A mesure que l’on se rapproche de la dernière époque de l’empire de Ninive, les monumens deviennent moins rares, les élémens qui permettront plus tard de fixer la chronologie plus abondans. Je suis forcé de passer ici sous silence ce que les inscriptions nous disent des monarques qui régnèrent avant Sémiramis. On aurait pu s’attendre à ce que les textes assyriens viendraient éclairer la vie si obscure et si contestée de cette grande reine que la tragédie encore plus que l’histoire a rendue parmi nous célèbre[2]. Il n’en est rien pourtant ; aucun monument épigraphique ne confirme ce qu’ont rapporté Hérodote et Ctésias. M. Oppert a reconnu simplement son nom dans celui d’une Sammouramat, épouse du roi Bélochus, quatrième du nom, dont la place dans l’ordre dynastique répond assez bien à l’époque où dut régner Sémiramis. Ce Bélochus IV avait sa capitale à Ninive ; il faudrait donc supposer que soit de son vivant soit après sa mort son épouse alla s’établir à Babylone, où elle ordonna de grands travaux que les textes assyriens feraient plutôt attribuer à Nabuchodonosor, car ce monarque est celui qui embellit surtout l’antique cité mésopotamienne ; il y déploya une magnificence qui en fit la merveille des merveilles. Au reste, si l’on se fie aux paroles prêtées par les inscriptions à Bélochus IV, il y aurait lieu de regarder ce monarque comme ayant été tout autant que Sémiramis digne de passer à la postérité. Dans le style emphatique et tout empreint de l’orgueil des despotes de l’Orient qui est celui de l’immense majorité de ces textes épigràphiques, Bélochus IV se qualifie de « roi puissant, roi du monde, qui a étendu la force de son bras de la grande mer du soleil levant jusqu’à la grande mer du soleil couchant, qui règne en maître des tribus. »

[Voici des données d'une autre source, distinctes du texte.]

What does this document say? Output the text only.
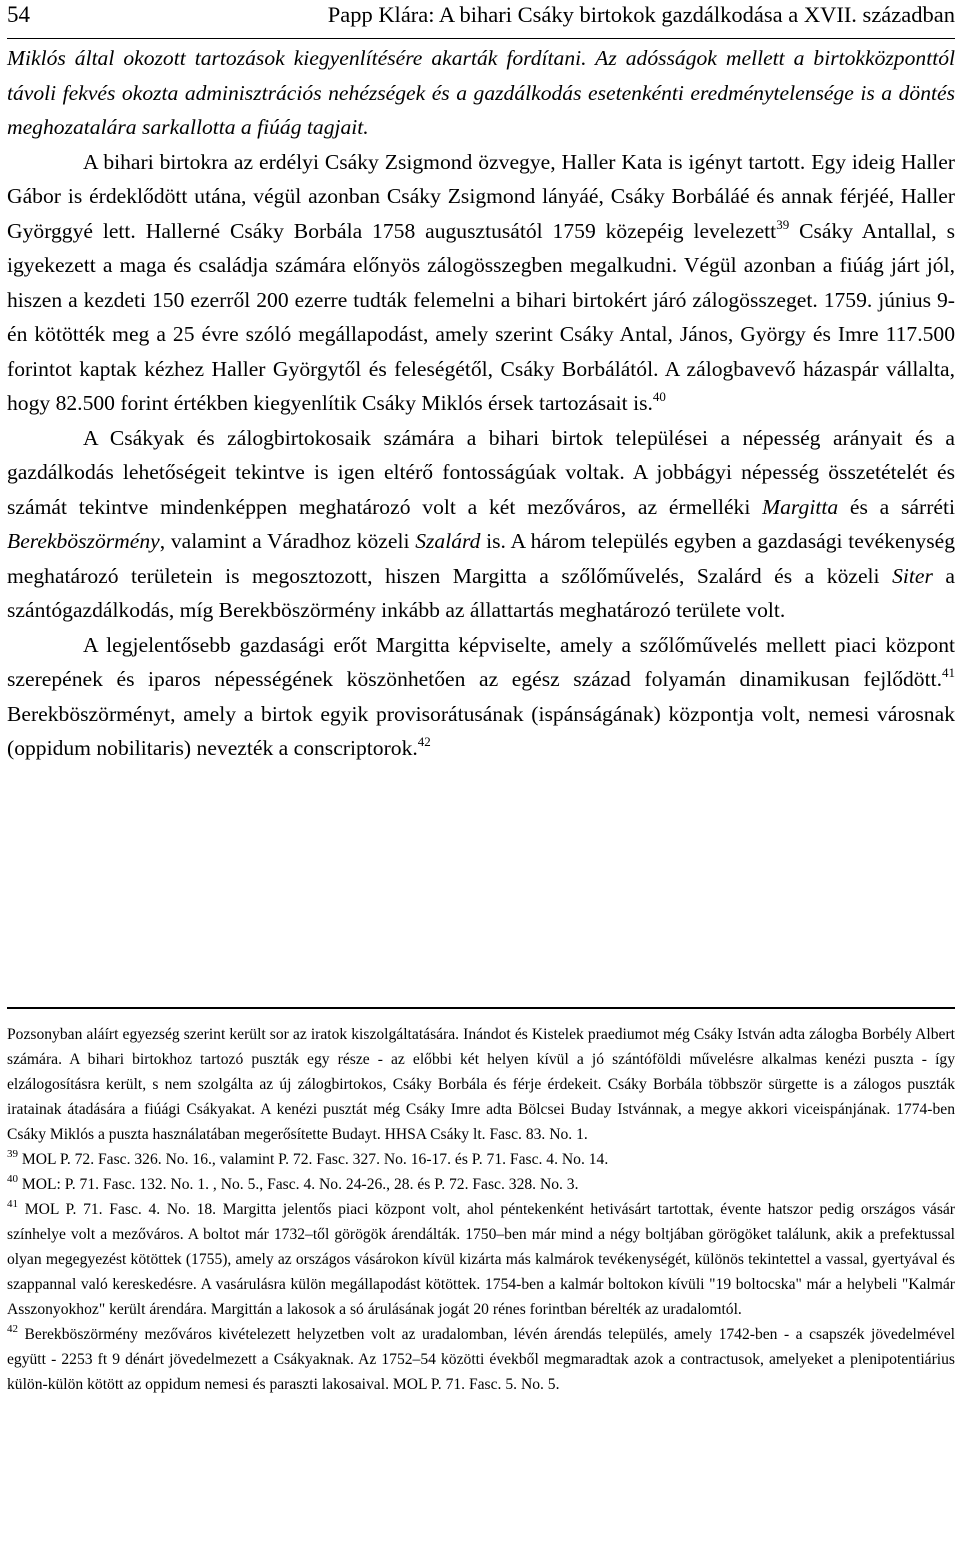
54	Papp Klára: A bihari Csáky birtokok gazdálkodása a XVII. században

Miklós által okozott tartozások kiegyenlítésére akarták fordítani. Az adósságok mellett a birtokközponttól távoli fekvés okozta adminisztrációs nehézségek és a gazdálkodás esetenkénti eredménytelensége is a döntés meghozatalára sarkallotta a fiúág tagjait.

A bihari birtokra az erdélyi Csáky Zsigmond özvegye, Haller Kata is igényt tartott. Egy ideig Haller Gábor is érdeklődött utána, végül azonban Csáky Zsigmond lányáé, Csáky Borbáláé és annak férjéé, Haller Györggyé lett. Hallerné Csáky Borbála 1758 augusztusától 1759 közepéig levelezett$^{39}$ Csáky Antallal, s igyekezett a maga és családja számára előnyös zálogösszegben megalkudni. Végül azonban a fiúág járt jól, hiszen a kezdeti 150 ezerről 200 ezerre tudták felemelni a bihari birtokért járó zálogösszeget. 1759. június 9-én kötötték meg a 25 évre szóló megállapodást, amely szerint Csáky Antal, János, György és Imre 117.500 forintot kaptak kézhez Haller Györgytől és feleségétől, Csáky Borbálától. A zálogbavevő házaspár vállalta, hogy 82.500 forint értékben kiegyenlítik Csáky Miklós érsek tartozásait is.$^{40}$

A Csákyak és zálogbirtokosaik számára a bihari birtok települései a népesség arányait és a gazdálkodás lehetőségeit tekintve is igen eltérő fontosságúak voltak. A jobbágyi népesség összetételét és számát tekintve mindenképpen meghatározó volt a két mezőváros, az érmelléki Margitta és a sárréti Berekböszörmény, valamint a Váradhoz közeli Szalárd is. A három település egyben a gazdasági tevékenység meghatározó területein is megosztozott, hiszen Margitta a szőlőművelés, Szalárd és a közeli Siter a szántógazdálkodás, míg Berekböszörmény inkább az állattartás meghatározó területe volt.

A legjelentősebb gazdasági erőt Margitta képviselte, amely a szőlőművelés mellett piaci központ szerepének és iparos népességének köszönhetően az egész század folyamán dinamikusan fejlődött.$^{41}$ Berekböszörményt, amely a birtok egyik provisorátusának (ispánságának) központja volt, nemesi városnak (oppidum nobilitaris) nevezték a conscriptorok.$^{42}$

Pozsonyban aláírt egyezség szerint került sor az iratok kiszolgáltatására. Inándot és Kistelek praediumot még Csáky István adta zálogba Borbély Albert számára. A bihari birtokhoz tartozó puszták egy része - az előbbi két helyen kívül a jó szántóföldi művelésre alkalmas kenézi puszta - így elzálogosításra került, s nem szolgálta az új zálogbirtokos, Csáky Borbála és férje érdekeit. Csáky Borbála többször sürgette is a zálogos puszták iratainak átadására a fiúági Csákyakat. A kenézi pusztát még Csáky Imre adta Bölcsei Buday Istvánnak, a megye akkori viceispánjának. 1774-ben Csáky Miklós a puszta használatában megerősítette Budayt. HHSA Csáky lt. Fasc. 83. No. 1.

$^{39}$ MOL P. 72. Fasc. 326. No. 16., valamint P. 72. Fasc. 327. No. 16-17. és P. 71. Fasc. 4. No. 14.

$^{40}$ MOL: P. 71. Fasc. 132. No. 1. , No. 5., Fasc. 4. No. 24-26., 28. és P. 72. Fasc. 328. No. 3.

$^{41}$ MOL P. 71. Fasc. 4. No. 18. Margitta jelentős piaci központ volt, ahol péntekenként hetivásárt tartottak, évente hatszor pedig országos vásár színhelye volt a mezőváros. A boltot már 1732–től görögök árendálták. 1750–ben már mind a négy boltjában görögöket találunk, akik a prefektussal olyan megegyezést kötöttek (1755), amely az országos vásárokon kívül kizárta más kalmárok tevékenységét, különös tekintettel a vassal, gyertyával és szappannal való kereskedésre. A vasárulásra külön megállapodást kötöttek. 1754-ben a kalmár boltokon kívüli "19 boltocska" már a helybeli "Kalmár Asszonyokhoz" került árendára. Margittán a lakosok a só árulásának jogát 20 rénes forintban bérelték az uradalomtól.

$^{42}$ Berekböszörmény mezőváros kivételezett helyzetben volt az uradalomban, lévén árendás település, amely 1742-ben - a csapszék jövedelmével együtt - 2253 ft 9 dénárt jövedelmezett a Csákyaknak. Az 1752–54 közötti évekből megmaradtak azok a contractusok, amelyeket a plenipotentiárius külön-külön kötött az oppidum nemesi és paraszti lakosaival. MOL P. 71. Fasc. 5. No. 5.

Sardanapale n’a pas été plus heureux que Sémiramis ; sous ce nom, j’entends le monarque que l’histoire, d’après Ctésias, nous représente soutenant dans Ninive un siège de deux ans et se brûlant avec ses femmes et ses trésors. Le nom donné par les Grecs à ce roi est évidemment une corruption du nom d’Assour-idanna-palla (le dieu Assour a donné un fils), qu’ont porté plusieurs souverains assyriens, mais dans lequel devons-nous reconnaître le voluptueux monarque devenu le type de la mollesse ? M. Oppert est d’avis que c’est Sardanapale V, qui fut un grand prince et dont un Bas-relief découvert à Koyoundjik et transféré au musée du Louvre nous a conservé l’image. Il est figuré tuant un lion, exploit que l’inscription qui accompagne le bas-relief célèbre en termes pompeux, et cette circonstance, soit dit en passant, atteste une fois encore l’interprétation exacte du texte. Cependant ce n’est pas avec Sardanapale V que finit l’empire ninivite, et, si l’on se laissait guider par la seule considération que le Sardanapale de l’histoire doit être le dernier des rois de Ninive, il faudrait l’identifier avec un prince-nommé Assour-libhous, sur lequel les textes sont fort peu explicites. Du reste les auteurs anciens peuvent avoir fait quelque confusion entre des noms dont les sons barbares entraient difficilement dans leur oreille ; Ctésias était exposé aux mêmes erreurs qu’Hérodote, pourtant si exact d’ordinaire. M. Oppert nous a donné un exemple piquant des bévues que l’ignorance de la langue assyrienne a pu faire commettre aux Grecs. Suivant Clitarque, une inscription assyrienne qui se lisait à Tarse, en Cilicie, disait que Sardanapale, fils d’Anakyndaraxerès, avait bâti cette ville et Anchiale en un jour. Or les textes cunéiformes nous montrent que le groupe où Clitarque avait vu le nom du père de Sardanapale n’était autre qu’une phrase signifiant : Moi, auguste roi d’Assyrie (Anakou nadou sar Assour), qualification qui devait, d’après la teneur des proclamations royales, suivre le nom de Sardanapale. Le mot palla, qui dans ce nom (Assour-idanna-palla) a le sens de fils, fut certainement l’origine de cette plaisante méprise.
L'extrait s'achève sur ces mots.